At a Glance
- Tasks: Uncover insights from complex data and develop impactful models for business value.
- Company: Leading financial services provider with a focus on innovation.
- Benefits: Permanent position in Greater London with competitive salary and growth opportunities.
- Other info: Collaborative environment with opportunities to engage with senior stakeholders.
- Why this job: Make a real impact by driving business decisions through data analysis.
- Qualifications: Relevant degree and strong skills in statistical modelling, Python, and SQL.
The predicted salary is between 50000 - 65000 £ per year.
A leading financial services provider is seeking a Data Scientist to uncover insights from complex data and develop models that drive business value. In this hands-on role, you will identify trends using statistical techniques, prototype new data sources, and share detailed data analysis with senior stakeholders.
The ideal candidate should hold a relevant degree and possess strong skills in statistical modelling, Python, and SQL. This position is permanent and located in Greater London.
Applied Data Scientist - Credit Risk Insights & Models employer: NewDay
Contact Detail:
NewDay Recruiting Team
StudySmarter Expert Advice 🤫
We think this is how you could land Applied Data Scientist - Credit Risk Insights & Models
✨Tip Number 1
Network like a pro! Reach out to professionals in the financial services sector, especially those working in data science. Use platforms like LinkedIn to connect and engage with them; you never know who might have a lead on that perfect job!
✨Tip Number 2
Show off your skills! Create a portfolio showcasing your statistical modelling projects, Python scripts, and SQL queries. This will not only demonstrate your expertise but also give you something tangible to discuss during interviews.
✨Tip Number 3
Prepare for the technical interview! Brush up on your statistical techniques and be ready to solve real-world problems on the spot. Practising with mock interviews can help us feel more confident when it’s time to shine.
✨Tip Number 4
Don’t forget to apply through our website! We often have exclusive listings and resources that can give you an edge. Plus, it shows your enthusiasm for joining our team directly!

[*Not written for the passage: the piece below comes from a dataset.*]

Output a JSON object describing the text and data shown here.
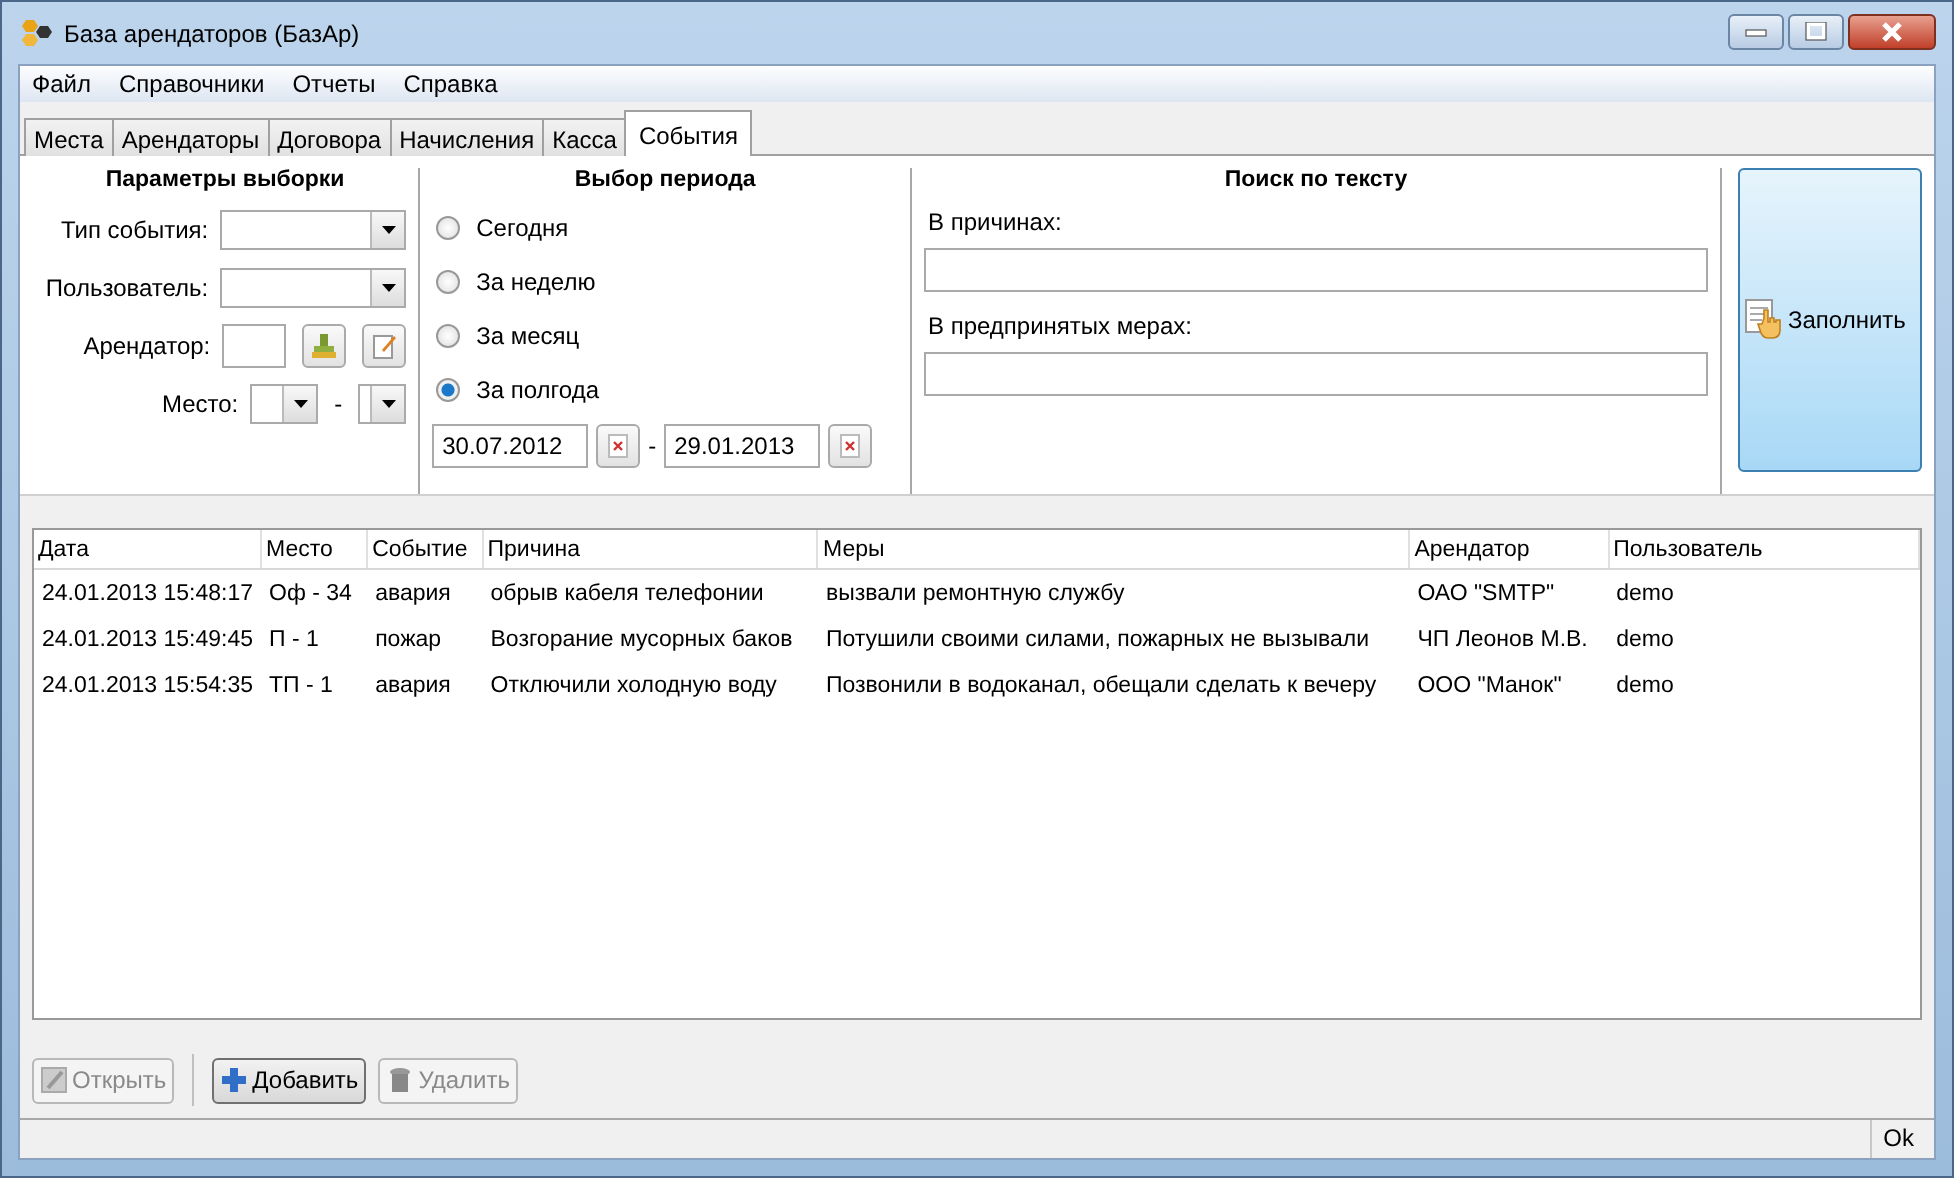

We think you need these skills to ace Applied Data Scientist - Credit Risk Insights & Models
Some tips for your application 🫡
Tailor Your CV: Make sure your CV highlights your relevant experience in statistical modelling, Python, and SQL. We want to see how your skills align with the role of an Applied Data Scientist, so don’t hold back on showcasing your achievements!

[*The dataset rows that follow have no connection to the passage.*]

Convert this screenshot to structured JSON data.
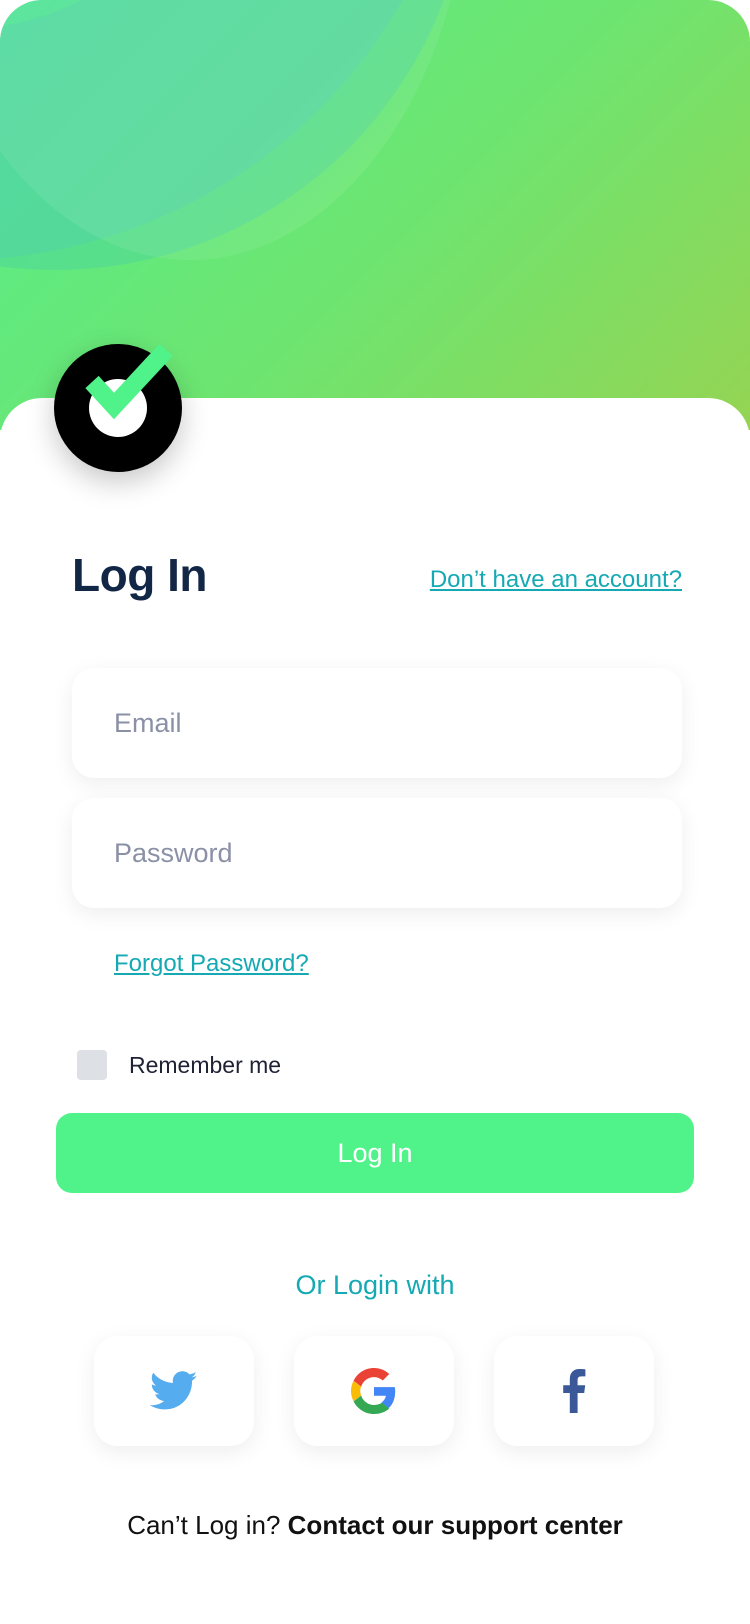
{
  "header": {
    "title": "Log In",
    "signup_link": "Don’t have an account?"
  },
  "form": {
    "email_placeholder": "Email",
    "password_placeholder": "Password",
    "forgot_password": "Forgot Password?",
    "remember_me": "Remember me",
    "login_button": "Log In"
  },
  "social": {
    "label": "Or Login with",
    "providers": [
      {
        "name": "twitter",
        "icon": "twitter-icon",
        "color": "#55acee"
      },
      {
        "name": "google",
        "icon": "google-icon",
        "color": "#4285f4"
      },
      {
        "name": "facebook",
        "icon": "facebook-icon",
        "color": "#3b5998"
      }
    ]
  },
  "footer": {
    "prefix": "Can’t Log in?",
    "contact": "Contact our support center"
  },
  "colors": {
    "accent_green": "#50f38a",
    "link_teal": "#15a9b4",
    "title_navy": "#122646"
  }
}
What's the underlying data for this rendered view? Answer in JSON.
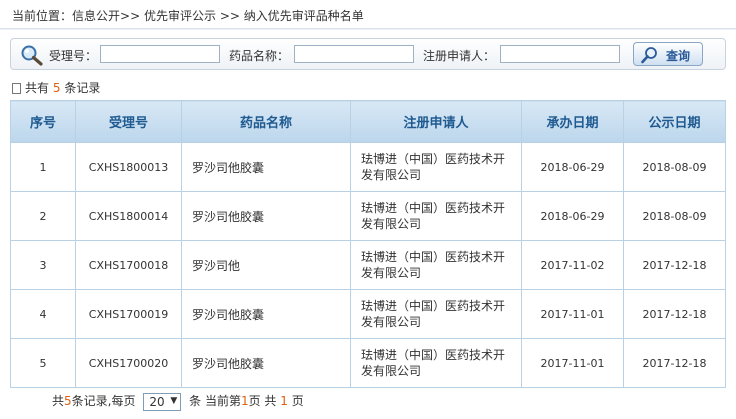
{
  "breadcrumb": {
    "prefix": "当前位置：",
    "items": [
      "信息公开",
      "优先审评公示",
      "纳入优先审评品种名单"
    ],
    "sep": ">>"
  },
  "search": {
    "fields": [
      {
        "label": "受理号：",
        "value": ""
      },
      {
        "label": "药品名称：",
        "value": ""
      },
      {
        "label": "注册申请人：",
        "value": ""
      }
    ],
    "button": "查询"
  },
  "total": {
    "prefix": "共有",
    "count": "5",
    "suffix": "条记录"
  },
  "table": {
    "headers": [
      "序号",
      "受理号",
      "药品名称",
      "注册申请人",
      "承办日期",
      "公示日期"
    ],
    "rows": [
      [
        "1",
        "CXHS1800013",
        "罗沙司他胶囊",
        "珐博进（中国）医药技术开发有限公司",
        "2018-06-29",
        "2018-08-09"
      ],
      [
        "2",
        "CXHS1800014",
        "罗沙司他胶囊",
        "珐博进（中国）医药技术开发有限公司",
        "2018-06-29",
        "2018-08-09"
      ],
      [
        "3",
        "CXHS1700018",
        "罗沙司他",
        "珐博进（中国）医药技术开发有限公司",
        "2017-11-02",
        "2017-12-18"
      ],
      [
        "4",
        "CXHS1700019",
        "罗沙司他胶囊",
        "珐博进（中国）医药技术开发有限公司",
        "2017-11-01",
        "2017-12-18"
      ],
      [
        "5",
        "CXHS1700020",
        "罗沙司他胶囊",
        "珐博进（中国）医药技术开发有限公司",
        "2017-11-01",
        "2017-12-18"
      ]
    ]
  },
  "pager": {
    "total_prefix": "共",
    "total_count": "5",
    "total_suffix": "条记录,每页",
    "page_size": "20",
    "mid": "条 当前第",
    "current": "1",
    "pages_label": "页 共",
    "page_count": "1",
    "end": "页"
  },
  "colors": {
    "accent": "#1f5a91",
    "highlight": "#e06010",
    "header_bg": "#c8def0",
    "border": "#b9d1e4"
  },
  "icons": {
    "search": "magnifier-icon",
    "query": "magnifier-icon",
    "record": "document-icon",
    "dropdown": "chevron-down-icon"
  }
}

Craft a Compelling Cover Letter: Your cover letter is your chance to shine! Use it to explain why you’re passionate about data science and how you can contribute to our team. We love seeing candidates who can connect their personal experiences to the job description.

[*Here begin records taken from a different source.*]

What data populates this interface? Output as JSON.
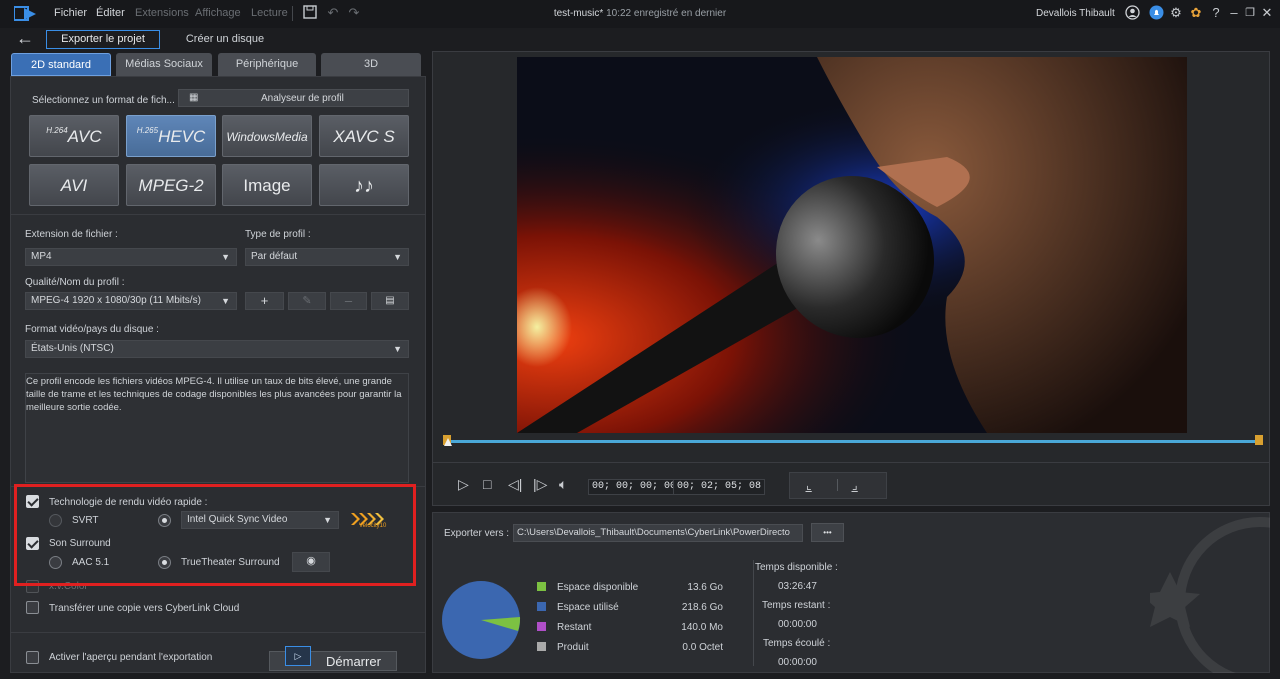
{
  "menu": {
    "items": [
      "Fichier",
      "Éditer",
      "Extensions",
      "Affichage",
      "Lecture"
    ],
    "disabled": [
      false,
      false,
      true,
      true,
      true
    ]
  },
  "titlebar": {
    "project": "test-music*",
    "saved": "10:22 enregistré en dernier",
    "user": "Devallois Thibault"
  },
  "subbar": {
    "export_tab": "Exporter le projet",
    "disc_tab": "Créer un disque"
  },
  "tabs": [
    "2D standard",
    "Médias Sociaux",
    "Périphérique",
    "3D"
  ],
  "left": {
    "select_format": "Sélectionnez un format de fich...",
    "profile_analyzer": "Analyseur de profil",
    "formats": {
      "avc_sup": "H.264",
      "avc": "AVC",
      "hevc_sup": "H.265",
      "hevc": "HEVC",
      "wmv": "WindowsMedia",
      "xavc": "XAVC S",
      "avi": "AVI",
      "mpeg2": "MPEG-2",
      "image": "Image",
      "audio": "♪♪"
    },
    "file_ext_label": "Extension de fichier :",
    "file_ext_value": "MP4",
    "profile_type_label": "Type de profil :",
    "profile_type_value": "Par défaut",
    "quality_label": "Qualité/Nom du profil :",
    "quality_value": "MPEG-4 1920 x 1080/30p (11 Mbits/s)",
    "disc_format_label": "Format vidéo/pays du disque :",
    "disc_format_value": "États-Unis (NTSC)",
    "description": "Ce profil encode les fichiers vidéos MPEG-4.  Il utilise un taux de bits élevé, une grande taille de trame et les techniques de codage disponibles les plus avancées pour garantir la meilleure sortie codée.",
    "fast_render_label": "Technologie de rendu vidéo rapide :",
    "svrt": "SVRT",
    "intel_qsv": "Intel Quick Sync Video",
    "velocity_badge": "Velocity10",
    "surround_label": "Son Surround",
    "aac51": "AAC 5.1",
    "truetheater": "TrueTheater Surround",
    "xvcolor": "x.v.Color",
    "cloud_copy": "Transférer une copie vers CyberLink Cloud",
    "preview_during_export": "Activer l'aperçu pendant l'exportation",
    "start": "Démarrer"
  },
  "player": {
    "timecode_current": "00; 00; 00; 00",
    "timecode_total": "00; 02; 05; 08"
  },
  "export": {
    "export_to_label": "Exporter vers :",
    "export_path": "C:\\Users\\Devallois_Thibault\\Documents\\CyberLink\\PowerDirecto",
    "browse": "•••",
    "legend": [
      {
        "label": "Espace disponible",
        "value": "13.6  Go",
        "color": "#7cc142"
      },
      {
        "label": "Espace utilisé",
        "value": "218.6  Go",
        "color": "#3b67b0"
      },
      {
        "label": "Restant",
        "value": "140.0  Mo",
        "color": "#b04fc8"
      },
      {
        "label": "Produit",
        "value": "0.0  Octet",
        "color": "#aaaaaa"
      }
    ],
    "time_available_label": "Temps disponible :",
    "time_available": "03:26:47",
    "time_remaining_label": "Temps restant :",
    "time_remaining": "00:00:00",
    "time_elapsed_label": "Temps écoulé :",
    "time_elapsed": "00:00:00"
  },
  "colors": {
    "accent": "#3a6fb5",
    "highlight_box": "#e02020",
    "timeline": "#4aa8d8"
  }
}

Showcase Your Projects: If you've worked on any projects that involved uncovering insights from complex data or developing models, make sure to mention them! We’re keen to see real-world applications of your skills, so include links or descriptions of your work.
Apply Through Our Website: We encourage you to apply directly through our website for a smoother application process. It helps us keep track of your application and ensures you don’t miss out on any important updates from us!
How to prepare for a job interview at NewDay
✨Know Your Data Science Fundamentals
Brush up on your statistical modelling techniques and be ready to discuss how you've applied them in real-world scenarios. Be prepared to explain your thought process when identifying trends and insights from complex data.
✨Showcase Your Technical Skills
Make sure you can demonstrate your proficiency in Python and SQL during the interview. Consider preparing a small project or example that highlights your coding skills and how you've used these tools to solve data-related problems.
✨Prepare for Scenario-Based Questions
Expect questions that ask you to solve hypothetical problems or analyse case studies related to credit risk. Practise articulating your approach to these scenarios, focusing on how you would leverage data to drive business value.
✨Engage with Stakeholders
Since you'll be sharing analysis with senior stakeholders, think about how you can communicate complex data insights clearly and effectively. Prepare examples of how you've successfully presented data findings in the past, and be ready to discuss your communication strategies.